There is clearly something different happening when terraspace tries to pull the state. I will keep trying to figure out why, but if you have any suggestions on a direction to take, please let me know.

One more thing: this problem doesn’t occur when I do a terraspace plan application; only when I do terraspace all plan (if that helps).

When doing terraspace plan application, I see some extra terraform logging that isn’t present when I do a terraspace all plan:

2022-01-27T07:42:33.685-0330 [TRACE] Meta.Backend: BackendOpts.Config not set, so using settings loaded from backend.tf:4,3-20
2022-01-27T07:42:33.685-0330 [TRACE] Meta.Backend: built configuration for "azurerm" backend with hash value 1593754220
2022-01-27T07:42:33.686-0330 [TRACE] Preserving existing state lineage "50e150f7-fb64-1062-561c-d00c662f5b44"
2022-01-27T07:42:33.686-0330 [TRACE] Preserving existing state lineage "50e150f7-fb64-1062-561c-d00c662f5b44"
2022-01-27T07:42:33.686-0330 [TRACE] Meta.Backend: working directory was previously initialized for "azurerm" backend
2022-01-27T07:42:33.686-0330 [TRACE] Meta.Backend: using already-initialized, unchanged "azurerm" backend configuration

Then then precedes to download the state file from my Azure storage container.

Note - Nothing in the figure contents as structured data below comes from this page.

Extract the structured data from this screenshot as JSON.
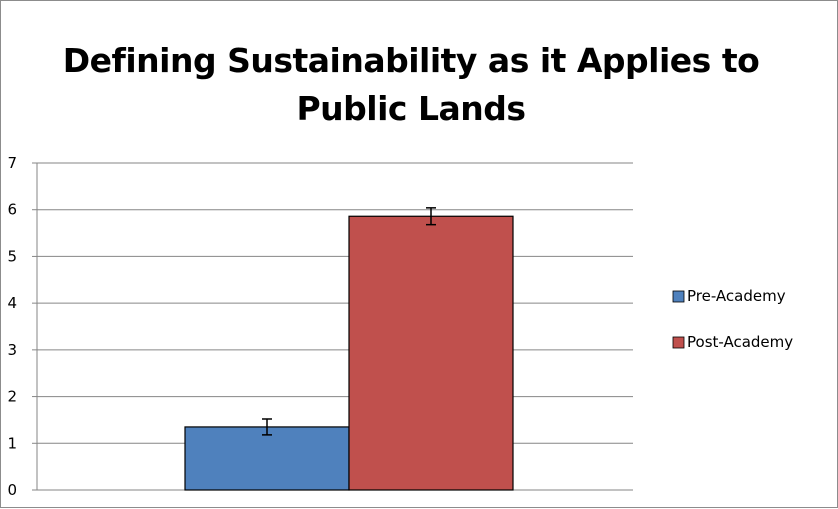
{
  "chart_data": {
    "type": "bar",
    "title": "Defining Sustainability as it Applies to Public Lands",
    "categories": [
      ""
    ],
    "series": [
      {
        "name": "Pre-Academy",
        "values": [
          1.35
        ],
        "error": [
          0.17
        ],
        "color": "#4f81bd"
      },
      {
        "name": "Post-Academy",
        "values": [
          5.86
        ],
        "error": [
          0.18
        ],
        "color": "#c0504d"
      }
    ],
    "ylim": [
      0,
      7
    ],
    "yticks": [
      "0",
      "1",
      "2",
      "3",
      "4",
      "5",
      "6",
      "7"
    ],
    "grid": true,
    "legend_position": "right",
    "xlabel": "",
    "ylabel": ""
  }
}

It sounds like you see the issue consistently vs intermittently which what was guessing was happening above.

terraform state pull > /tmp/terraspace/remote_state/stacks/d1/state.json

IE: The file is only zero-byte at the very beginning until the terraform state pull command remotely fetches the info.

If it’s consistently a zero-byte file, unsure why then :thinking: Since Ruby is an interpreted language, you can add debugging puts in the library code itself: https://github.com/boltops-tools/terraspace/blob/master/lib/terraspace/terraform/remote_state/fetcher.rb#L66 Maybe double-check the backend.tf and add a debugging puts like this:

system "cd #{@child.cache_dir} && cat backend.tf" # <= ADD THIS LINE
command = "cd #{@child.cache_dir} && terraform state pull > #{state_path}"

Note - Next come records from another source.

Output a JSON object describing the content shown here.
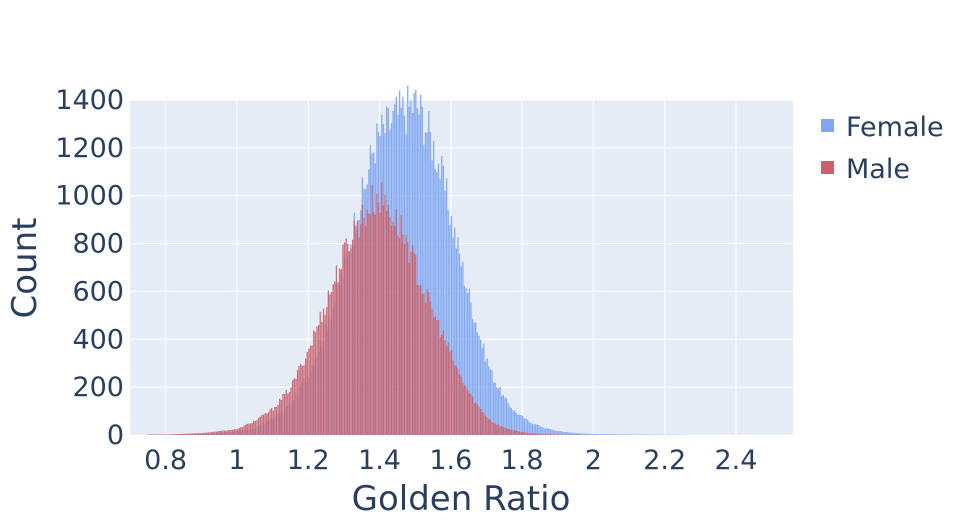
{
  "chart_data": {
    "type": "bar",
    "subtype": "overlaid-histogram",
    "title": "",
    "xlabel": "Golden Ratio",
    "ylabel": "Count",
    "xlim": [
      0.7,
      2.56
    ],
    "ylim": [
      0,
      1400
    ],
    "xticks": [
      "0.8",
      "1",
      "1.2",
      "1.4",
      "1.6",
      "1.8",
      "2",
      "2.2",
      "2.4"
    ],
    "xtick_values": [
      0.8,
      1.0,
      1.2,
      1.4,
      1.6,
      1.8,
      2.0,
      2.2,
      2.4
    ],
    "yticks": [
      "0",
      "200",
      "400",
      "600",
      "800",
      "1000",
      "1200",
      "1400"
    ],
    "ytick_values": [
      0,
      200,
      400,
      600,
      800,
      1000,
      1200,
      1400
    ],
    "grid": true,
    "legend_position": "top-right",
    "bin_width": 0.01,
    "series": [
      {
        "name": "Female",
        "color": "#636efa",
        "display_color": "#80a6f0",
        "x": [
          0.8,
          0.9,
          1.0,
          1.05,
          1.1,
          1.15,
          1.2,
          1.25,
          1.3,
          1.33,
          1.36,
          1.38,
          1.4,
          1.42,
          1.44,
          1.46,
          1.48,
          1.5,
          1.52,
          1.54,
          1.56,
          1.58,
          1.6,
          1.62,
          1.64,
          1.66,
          1.68,
          1.7,
          1.72,
          1.75,
          1.78,
          1.82,
          1.86,
          1.9,
          1.95,
          2.0,
          2.1,
          2.2,
          2.3
        ],
        "values": [
          2,
          5,
          15,
          30,
          70,
          130,
          260,
          450,
          700,
          900,
          1050,
          1200,
          1260,
          1290,
          1330,
          1350,
          1370,
          1390,
          1330,
          1250,
          1160,
          1040,
          900,
          770,
          640,
          520,
          410,
          310,
          230,
          150,
          95,
          55,
          30,
          16,
          8,
          4,
          2,
          1,
          0
        ]
      },
      {
        "name": "Male",
        "color": "#ef553b",
        "display_color": "#c9626c",
        "x": [
          0.8,
          0.9,
          1.0,
          1.05,
          1.1,
          1.15,
          1.2,
          1.25,
          1.3,
          1.33,
          1.36,
          1.38,
          1.4,
          1.42,
          1.44,
          1.46,
          1.48,
          1.5,
          1.52,
          1.54,
          1.56,
          1.58,
          1.6,
          1.62,
          1.64,
          1.66,
          1.68,
          1.7,
          1.72,
          1.75,
          1.78,
          1.82,
          1.86,
          1.9,
          1.95,
          2.0,
          2.1,
          2.2,
          2.3
        ],
        "values": [
          2,
          8,
          25,
          60,
          110,
          200,
          360,
          560,
          760,
          870,
          930,
          980,
          990,
          960,
          900,
          860,
          790,
          700,
          610,
          540,
          470,
          400,
          330,
          260,
          200,
          150,
          110,
          75,
          50,
          30,
          17,
          8,
          4,
          2,
          1,
          0,
          0,
          0,
          0
        ]
      }
    ]
  }
}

To figure out where terraspace is installed:

bundle info terraspace --path

Also, enable log debug level in

config/app.rb

Terraspace.configure do |config|
  config.logger.level = :debug
end

Also, hoping to get a repo with a reproduction of the issue like in this post: Plan stack trace error after making change to existing infra That’ll give us a better fighting chance to figure out what’s going on.

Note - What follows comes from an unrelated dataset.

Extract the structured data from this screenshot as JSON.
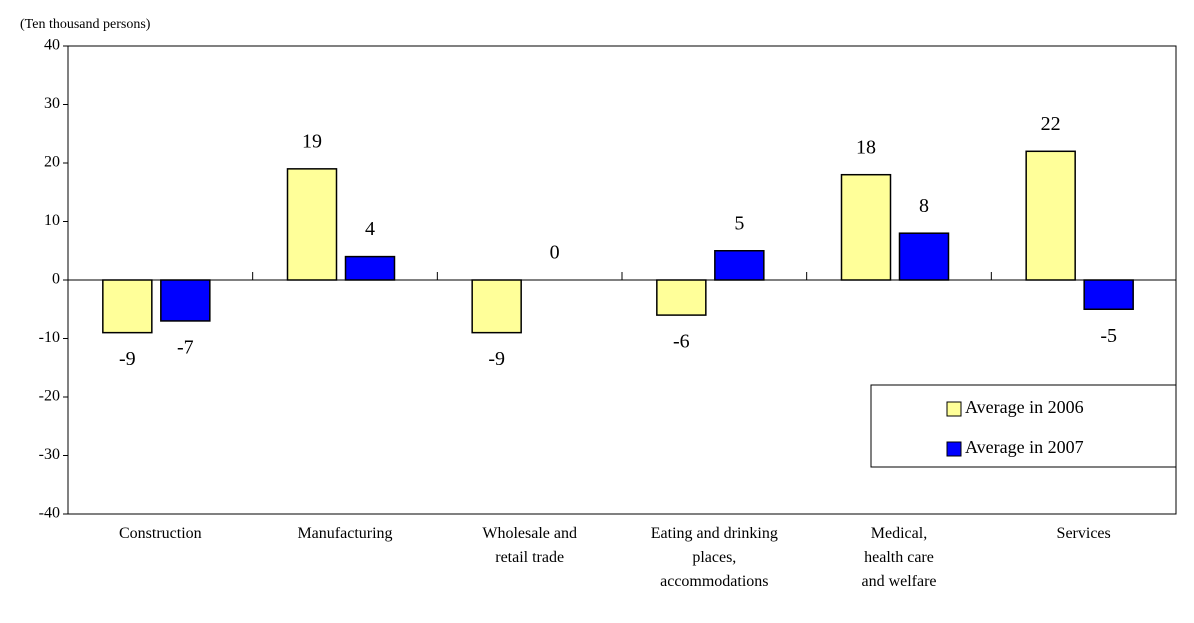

Also, made some pretty big changes to how terraspace all building and processing works in terrspace 1.1. Wondering when you get a chance you can also give terraspace 1.1 a try. So:

Hi Tung… I tried version 1.1.0 and my problem no longer exists. Thanks so much for whatever you did to fix it.

Awesome :confetti_ball::champagne: The main change is this PR https://github.com/boltops-tools/terraspace/pull/196 Details in there

I did run into a new issue with v1.1.0… I will create another thread to explain.